The present owners bought the house in 2014 and have carried out a major upgrading programme which has included refurbishing the house, the cottage and the outbuildings.
Piteadie House is set in gardens and grounds extending to about 4 acres. The house faces south and its garden has been designed to frame the stunning views to the sea.
A tree-lined drive from the B9157 leads up to the rear of the house. The formal drive is to the left and leads to a gravel parking area. The everyday entrance to the house is through the courtyard.
The drawing room and morning room are nicely proportioned, bright south-facing rooms. Glazed sliding doors link to the dining room. Off the dining room is a study.
A new kitchen with a four oven electric AGA was installed as part of the refurbishment. The back hall gives access to a WC, pantry, dairy, boot room and laundry.
There are five good sized double bedrooms and a family bathroom. In addition the principal bedroom has its own bathroom and a dressing room.
To the west of the house is a stone built range of sheds under a pitched pantile roof. The garage adjoining Piteadie Cottage contains the biomass heating boiler.
New Alitex greenhouse with light and power.
Piteadie Cottage comprises a sitting room, kitchen, principal bedroom with en suite shower room, two further bedrooms and a bathroom. The cottage is currently used for holiday lets and generates a good income. The vendors would be prepared to sell by separate negotiation most of the cottage contents to the purchaser.
The house is surrounded by wooded policies with mature trees and colourful shrubs including rhododendrons, hydrangeas, pieris and buddleias.
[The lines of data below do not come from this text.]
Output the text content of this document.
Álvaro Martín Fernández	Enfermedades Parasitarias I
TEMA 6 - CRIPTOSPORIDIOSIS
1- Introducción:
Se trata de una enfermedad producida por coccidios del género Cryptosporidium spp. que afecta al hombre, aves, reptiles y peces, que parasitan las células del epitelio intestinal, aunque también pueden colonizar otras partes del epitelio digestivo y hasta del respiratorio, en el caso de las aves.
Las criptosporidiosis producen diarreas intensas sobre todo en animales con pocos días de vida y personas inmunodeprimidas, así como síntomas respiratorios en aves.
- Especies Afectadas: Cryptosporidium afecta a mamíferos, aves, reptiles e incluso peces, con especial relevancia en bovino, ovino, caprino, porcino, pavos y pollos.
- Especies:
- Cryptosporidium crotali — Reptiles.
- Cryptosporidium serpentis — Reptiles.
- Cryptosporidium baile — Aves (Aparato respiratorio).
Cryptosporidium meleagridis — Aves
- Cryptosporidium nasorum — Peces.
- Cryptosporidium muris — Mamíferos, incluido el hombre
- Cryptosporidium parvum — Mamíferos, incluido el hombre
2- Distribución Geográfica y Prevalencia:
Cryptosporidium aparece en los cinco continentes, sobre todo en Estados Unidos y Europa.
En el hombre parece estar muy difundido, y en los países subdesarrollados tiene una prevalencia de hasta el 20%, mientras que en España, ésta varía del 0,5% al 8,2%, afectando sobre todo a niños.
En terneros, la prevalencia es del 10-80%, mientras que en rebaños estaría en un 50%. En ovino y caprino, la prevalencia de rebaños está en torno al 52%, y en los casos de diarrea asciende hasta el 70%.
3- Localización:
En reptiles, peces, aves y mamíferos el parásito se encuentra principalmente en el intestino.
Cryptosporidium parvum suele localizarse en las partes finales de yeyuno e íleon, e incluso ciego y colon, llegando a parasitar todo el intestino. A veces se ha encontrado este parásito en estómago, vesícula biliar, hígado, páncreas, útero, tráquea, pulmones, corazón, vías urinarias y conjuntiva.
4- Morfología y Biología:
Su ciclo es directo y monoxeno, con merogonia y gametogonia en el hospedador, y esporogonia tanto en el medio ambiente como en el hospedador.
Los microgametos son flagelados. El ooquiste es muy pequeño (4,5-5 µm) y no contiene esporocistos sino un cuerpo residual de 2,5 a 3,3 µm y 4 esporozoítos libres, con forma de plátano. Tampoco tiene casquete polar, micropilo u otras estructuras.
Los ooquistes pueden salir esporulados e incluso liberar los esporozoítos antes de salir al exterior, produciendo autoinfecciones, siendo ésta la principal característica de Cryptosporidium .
Immediately in front of the house is a raised paved terrace with ornamental balustrades. Stone steps lead down to a large lawn below. This is flanked on either side by a variety of shrubs and trees. A beech hedge divides off the lower garden where a central path is lined by a low box hedge. To the west of the property there is a woodland garden carpeted with snowdrops in the late winter followed by daffodils and then bluebells in the spring.
Lot 2: Piteadie Castle
To the south of the garden are the ruins of Pitteadie Castle which is believed to originate from the late 15th century. It was partially rebuilt in the 17th century with the addition of a stair tower. In the wall is an arched gateway with a pediment carved with a coat of arms. There is a single storey outbuilding (gatehouse) to the side, also in a ruined state.
The castle was featured in Nigel Tranter's novel about James II of Scotland and his protector Alexander Lyon.
Adjacent to the castle is a disused tennis court with a stone-built pavilion. There is a polytunnel and a chicken coop and an orchard containing around 30 fruit trees. The grounds of the castle extend to about 3.8 acres.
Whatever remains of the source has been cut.